冯长礁虽没有换上一副笑脸,但语气不由地缓和许多道:“阁下是何人?为何对我这侄儿下手?”
杨残日略显不耐烦道:“我说的很清楚!是他撞的我,我叫他道歉。事情的起因就这么简单,是你这侄儿太跋扈,目中无人,我才出手教训一下他。说到这,是非黑白县令大人应当自有定数吧?”
县令连连点头道:“有有有!进儿过来,给这位大侠道个歉!”
一向跋扈的二进马哪有道歉的经验,加之周围人投来看笑话的表情,脖子顿时涨地粗而红,“叔叔,哪有侄儿被欺负的,叔叔反倒是叫侄儿道歉的?”
冯长礁脸色一冷道:“你若是还认我这个叔叔,那就过去与这位大侠道个歉!”
冯进之所以能在龙象县中作威作福,一方面是自己实力,很大一部分是因为有一个身为县令的叔叔,若是失去这背景,自己仇人当中修为不弱之人就要一个个杀上门来,那是自己的小命就玩完了!想到这,二进马不由得哆嗦一下,心想着:大丈夫能屈能伸,走到杨残日面前道歉道:“是我的错,还望前辈能够宽恕!”
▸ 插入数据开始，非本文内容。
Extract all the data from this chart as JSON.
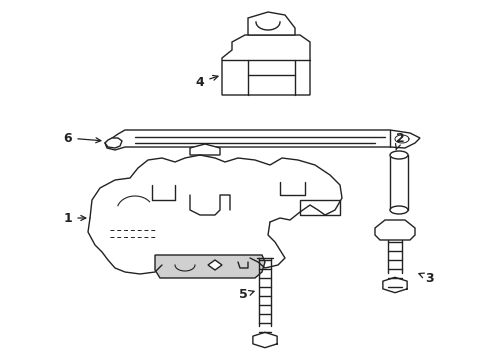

杨残日点了点头,既然人家给面子,他若是在端着架子那才叫不近人情,所谓多一个朋友比多一个敌人强,加上这是一方青天大老爷,曾听说过龙象县在政绩考核之中取得过不错的成绩,想来与这县令有些关系。有功之人,杨残日也没想驳其脸面,毕竟人家是这里的青天大老爷,面子若是定点不给,让其不顾一切地报复,倒真是令人头疼的一件事。